Quelques idées sur la démocratie au Mali.

Au Mali, au Burkina Faso et en Guinée trois Présidents ont été renversés à quelques mois d’intervalle. Ces prises de pouvoir par des acteurs armés ont été salués par une partie de la population. Les régimes en place faisaient face à des contestations parfois violentes. Le forcing de Alpha Condé 83 ans, pour accomplir un 3ième mandat aura coûté la vie à plus de 90 personnes selon l’opposition. Au Mali ce sont les résultats contestés des législatives de 2020 qui conduiront le régime à sa perte avec là aussi la mort de plusieurs manifestants. On note un point commun à toutes ces manifestations, une soif de démocratie. Cette soif peut s’expliquer par une dérive observée au sein de nos Etats depuis une quinzaine d’années.

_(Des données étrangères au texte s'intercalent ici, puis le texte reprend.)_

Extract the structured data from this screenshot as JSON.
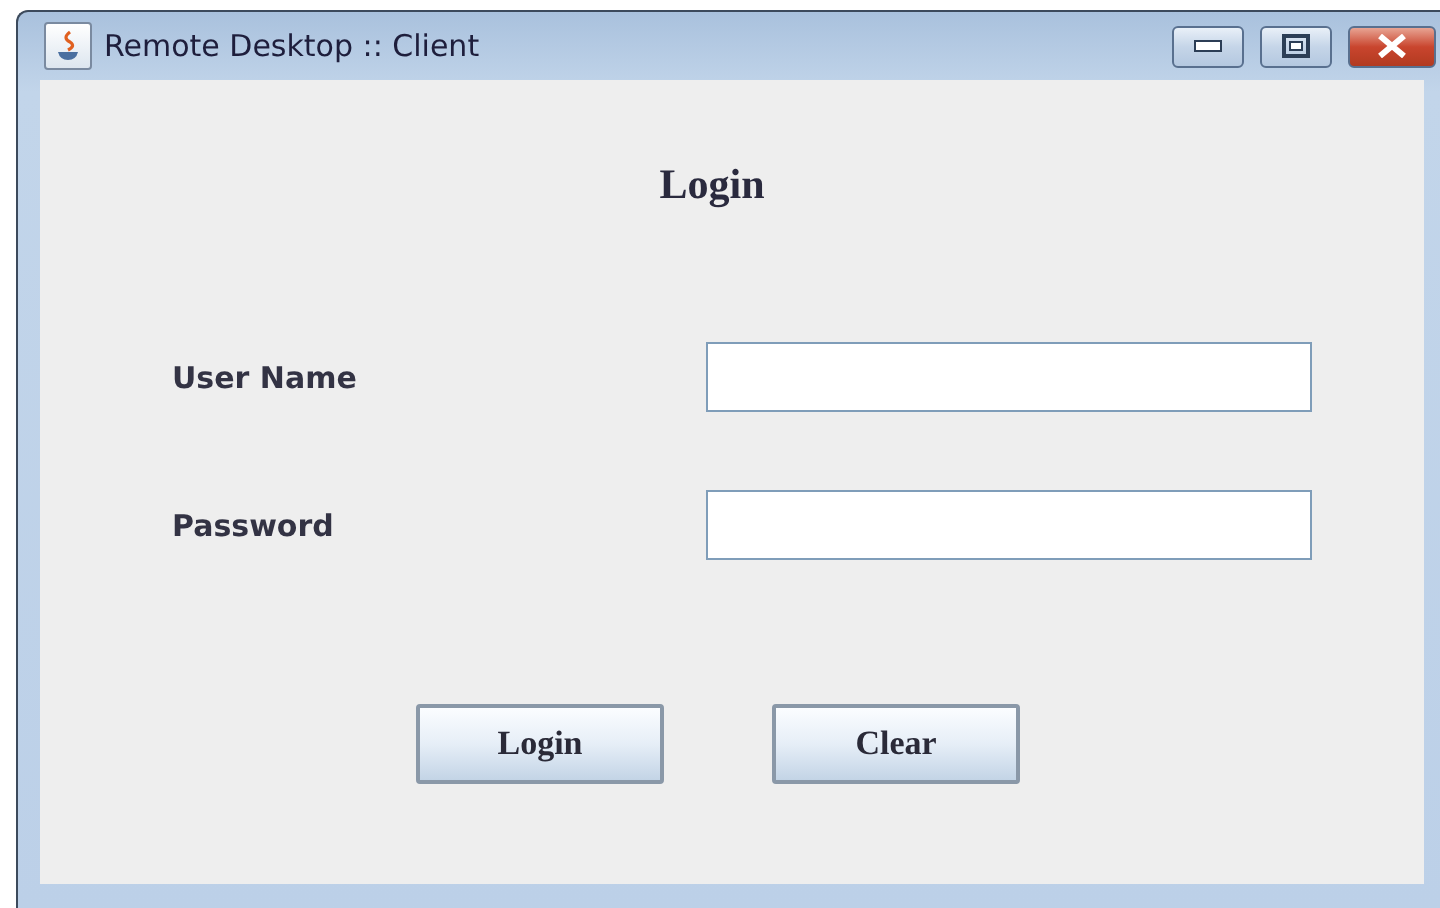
{
  "window": {
    "title": "Remote Desktop :: Client"
  },
  "heading": "Login",
  "fields": [
    {
      "label": "User Name"
    },
    {
      "label": "Password"
    }
  ],
  "buttons": [
    "Login",
    "Clear"
  ]
}
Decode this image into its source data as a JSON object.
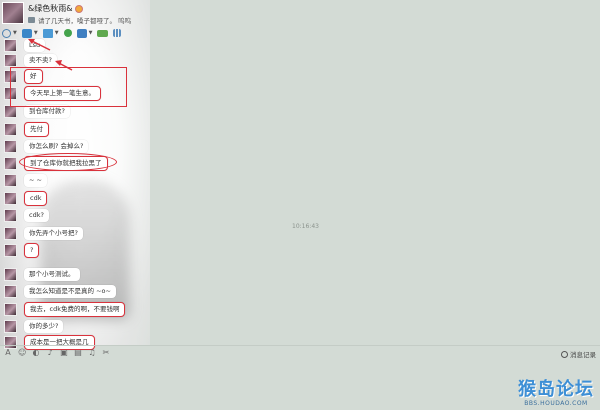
{
  "header": {
    "contact_name": "&绿色秋雨&",
    "status_text": "请了几天书，嗓子都哑了。 呜呜",
    "toolbar_icons": [
      "audio-call-icon",
      "video-call-icon",
      "file-transfer-icon",
      "remote-assist-icon",
      "screen-share-icon",
      "card-icon",
      "apps-grid-icon"
    ]
  },
  "messages": [
    {
      "text": "Lsu",
      "highlight": false
    },
    {
      "text": "卖不卖?",
      "highlight": false
    },
    {
      "text": "好",
      "highlight": true
    },
    {
      "text": "今天早上第一笔生意。",
      "highlight": true
    },
    {
      "text": "到仓库付款?",
      "highlight": false
    },
    {
      "text": "先付",
      "highlight": true
    },
    {
      "text": "你怎么刷? 会掉么?",
      "highlight": false
    },
    {
      "text": "到了仓库你就把我拉黑了",
      "highlight": true
    },
    {
      "text": "~ ~",
      "highlight": false
    },
    {
      "text": "cdk",
      "highlight": true
    },
    {
      "text": "cdk?",
      "highlight": false
    },
    {
      "text": "你先弄个小号把?",
      "highlight": false
    },
    {
      "text": "?",
      "highlight": true
    },
    {
      "text": "那个小号测试。",
      "highlight": false
    },
    {
      "text": "我怎么知道是不是真的 ~o~",
      "highlight": false
    },
    {
      "text": "我去，cdk免费的啊，不要钱啊",
      "highlight": true
    },
    {
      "text": "你的多少?",
      "highlight": false
    },
    {
      "text": "成本是一把大概是几",
      "highlight": true
    }
  ],
  "timestamp": "10:16:43",
  "input_toolbar_icons": [
    "font-icon",
    "emoji-icon",
    "shake-icon",
    "voice-icon",
    "image-icon",
    "gift-icon",
    "music-icon",
    "scissors-icon"
  ],
  "message_record_label": "消息记录",
  "watermark": {
    "title": "猴岛论坛",
    "url": "BBS.HOUDAO.COM"
  },
  "colors": {
    "background": "#d3dbd5",
    "highlight_red": "#d9323c",
    "bubble": "#ffffff",
    "watermark_blue": "#3d8fd6"
  }
}
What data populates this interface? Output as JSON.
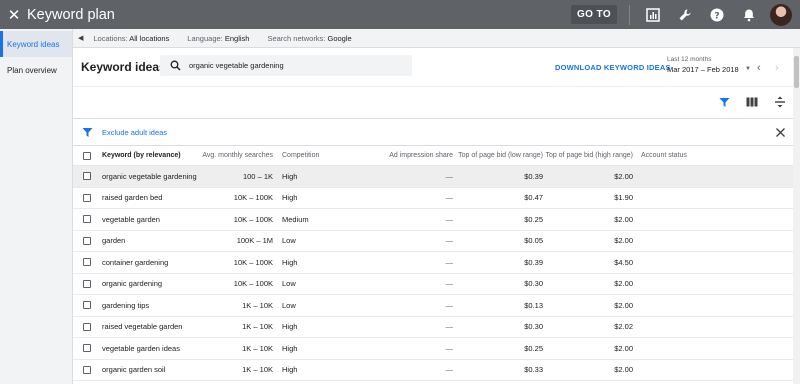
{
  "topbar": {
    "title": "Keyword plan",
    "goto_label": "GO TO"
  },
  "sidebar": {
    "items": [
      {
        "label": "Keyword ideas"
      },
      {
        "label": "Plan overview"
      }
    ]
  },
  "filters": {
    "locations_label": "Locations:",
    "locations_value": "All locations",
    "language_label": "Language:",
    "language_value": "English",
    "networks_label": "Search networks:",
    "networks_value": "Google"
  },
  "keyword_ideas": {
    "title": "Keyword ideas",
    "search_value": "organic vegetable gardening",
    "download_label": "DOWNLOAD KEYWORD IDEAS",
    "date_label": "Last 12 months",
    "date_value": "Mar 2017 – Feb 2018"
  },
  "exclude": {
    "label": "Exclude adult ideas"
  },
  "table": {
    "headers": {
      "keyword": "Keyword (by relevance)",
      "avg": "Avg. monthly searches",
      "competition": "Competition",
      "impression": "Ad impression share",
      "bid_low": "Top of page bid (low range)",
      "bid_high": "Top of page bid (high range)",
      "account": "Account status"
    },
    "rows": [
      {
        "keyword": "organic vegetable gardening",
        "avg": "100 – 1K",
        "competition": "High",
        "impression": "—",
        "bid_low": "$0.39",
        "bid_high": "$2.00"
      },
      {
        "keyword": "raised garden bed",
        "avg": "10K – 100K",
        "competition": "High",
        "impression": "—",
        "bid_low": "$0.47",
        "bid_high": "$1.90"
      },
      {
        "keyword": "vegetable garden",
        "avg": "10K – 100K",
        "competition": "Medium",
        "impression": "—",
        "bid_low": "$0.25",
        "bid_high": "$2.00"
      },
      {
        "keyword": "garden",
        "avg": "100K – 1M",
        "competition": "Low",
        "impression": "—",
        "bid_low": "$0.05",
        "bid_high": "$2.00"
      },
      {
        "keyword": "container gardening",
        "avg": "10K – 100K",
        "competition": "High",
        "impression": "—",
        "bid_low": "$0.39",
        "bid_high": "$4.50"
      },
      {
        "keyword": "organic gardening",
        "avg": "10K – 100K",
        "competition": "Low",
        "impression": "—",
        "bid_low": "$0.30",
        "bid_high": "$2.00"
      },
      {
        "keyword": "gardening tips",
        "avg": "1K – 10K",
        "competition": "Low",
        "impression": "—",
        "bid_low": "$0.13",
        "bid_high": "$2.00"
      },
      {
        "keyword": "raised vegetable garden",
        "avg": "1K – 10K",
        "competition": "High",
        "impression": "—",
        "bid_low": "$0.30",
        "bid_high": "$2.02"
      },
      {
        "keyword": "vegetable garden ideas",
        "avg": "1K – 10K",
        "competition": "High",
        "impression": "—",
        "bid_low": "$0.25",
        "bid_high": "$2.00"
      },
      {
        "keyword": "organic garden soil",
        "avg": "1K – 10K",
        "competition": "High",
        "impression": "—",
        "bid_low": "$0.33",
        "bid_high": "$2.00"
      }
    ]
  },
  "colors": {
    "topbar": "#5f6368",
    "accent": "#1a73e8"
  },
  "icons": [
    "close-icon",
    "reports-icon",
    "wrench-icon",
    "help-icon",
    "bell-icon",
    "search-icon",
    "filter-icon",
    "columns-icon",
    "segment-icon",
    "chevron-left-icon",
    "chevron-right-icon",
    "dropdown-icon"
  ]
}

Plusieurs organismes dont Freedom House et The Economist group (EUI) analysent annuellement l’état de la démocratie dans le monde en se basant sur plusieurs dizaines d’indicateurs dont la qualité du processus électoral, le cadre partisan, les libertés, le fonctionnement des institutions ou encore la culture politique. La trajectoire du Mali (qui nous intéresse ici) est significative, le pays est passé selon EIU d’une démocratie considérée comme imparfaite en 2006 à un régime hybride en 2015 et enfin à un régime autoritaire en 2020. C’est une détérioration significative du système démocratique qui se traduit par des Institutions patrimonialisées, des élections ni libres ni équitables, un Etat de droit faible et une corruption généralisée. La dérive vers l’autoritarisme s’accompagne de privation des libertés fondamentales et de l’affaissement du système judiciaire.

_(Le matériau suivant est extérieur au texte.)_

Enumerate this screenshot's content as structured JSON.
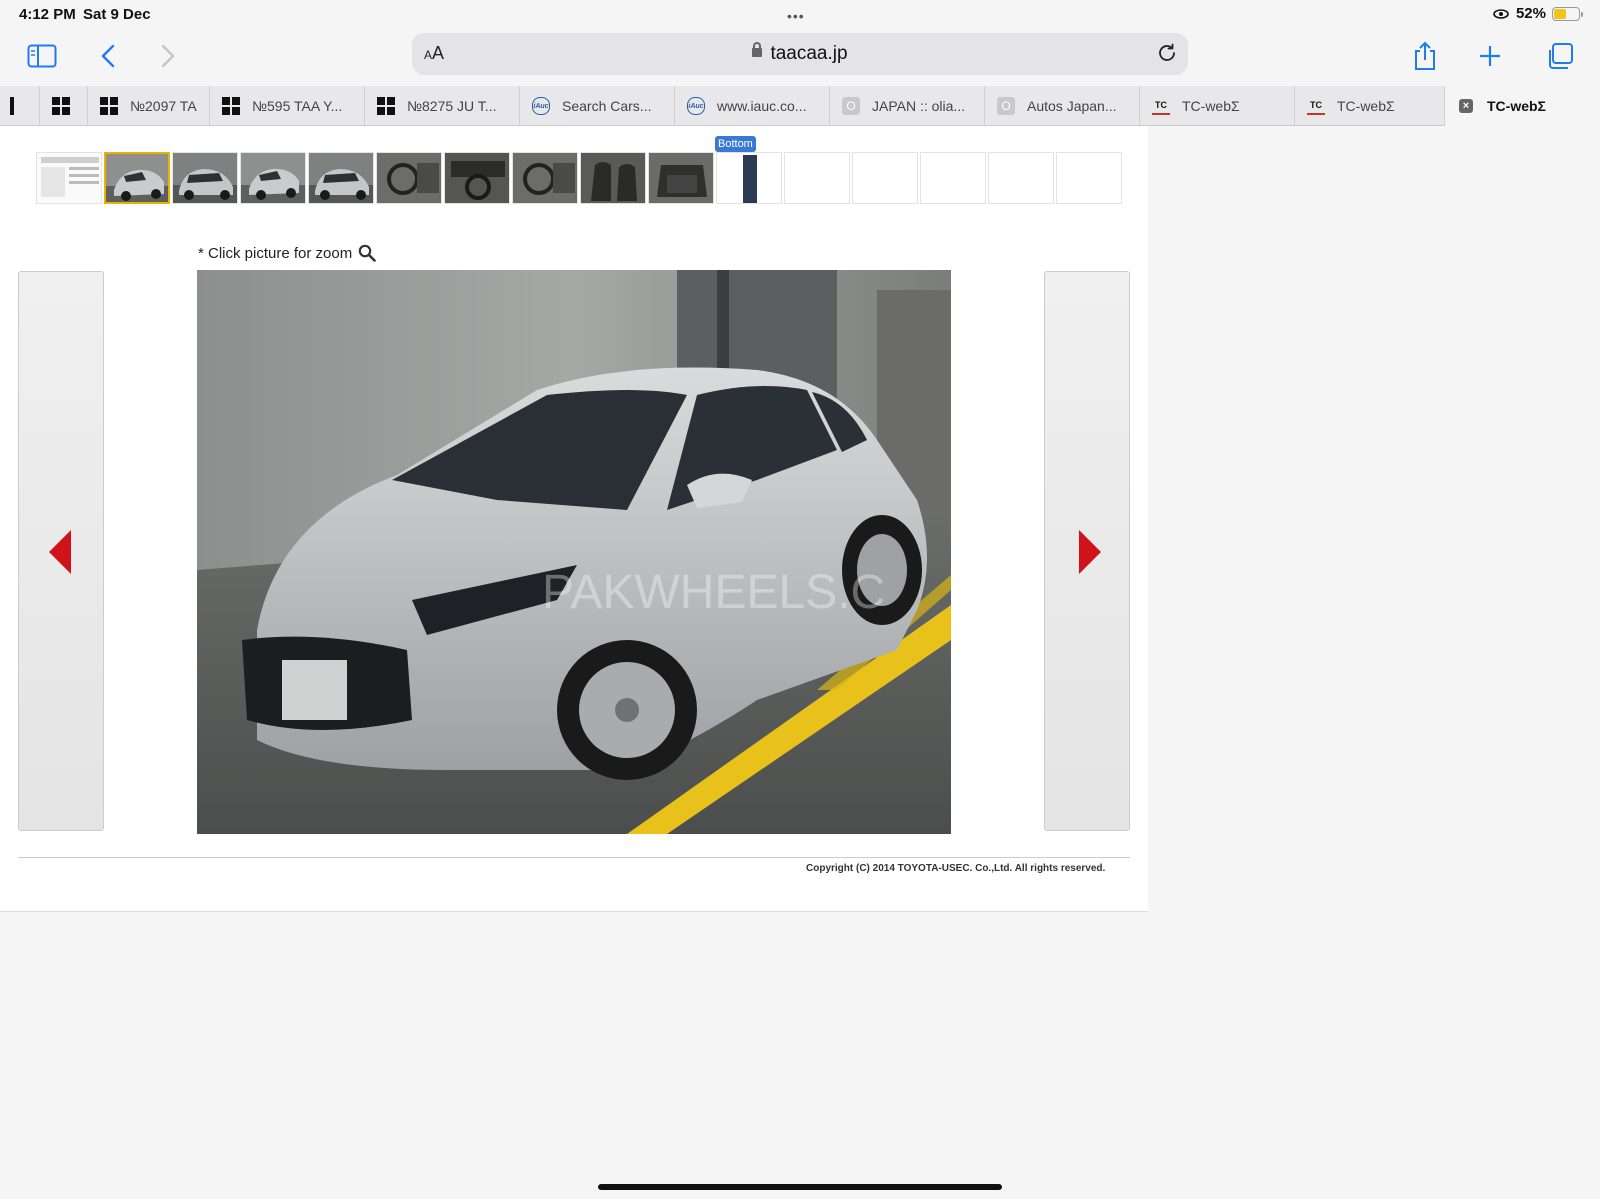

Koffi Annan déclarait à juste titre en décembre 2000 à Cotonou que « Les Africains, j’en suis convaincu, ont beaucoup à apprendre sur ce qu’est la démocratie en puisant dans leurs propres traditions et peuvent faire bénéficier les autres de ces enseignements. Nous devons nous pénétrer de l’idée que la démocratie ne se résume pas à la tenue d’élections ni au choix d’un candidat ou d’un parti représentatif de la majorité. » Or c’est la voie qui a été privilégiée.

La période entre 2006 et 2020 couvre les Présidences de Amadou Toumani Touré et de Ibrahim Boubacar Keita, tous deux élus (2002, 2007, 2013 et 2018) et tous deux victimes de coups d’Etat (2012 et 2020). Ces deux régimes qui se sont effondrés avaient une pratique très électoraliste de la démocratie, vidant la possibilité de contrôle par exemple, du fonctionnement des institutions par un contre-pouvoir.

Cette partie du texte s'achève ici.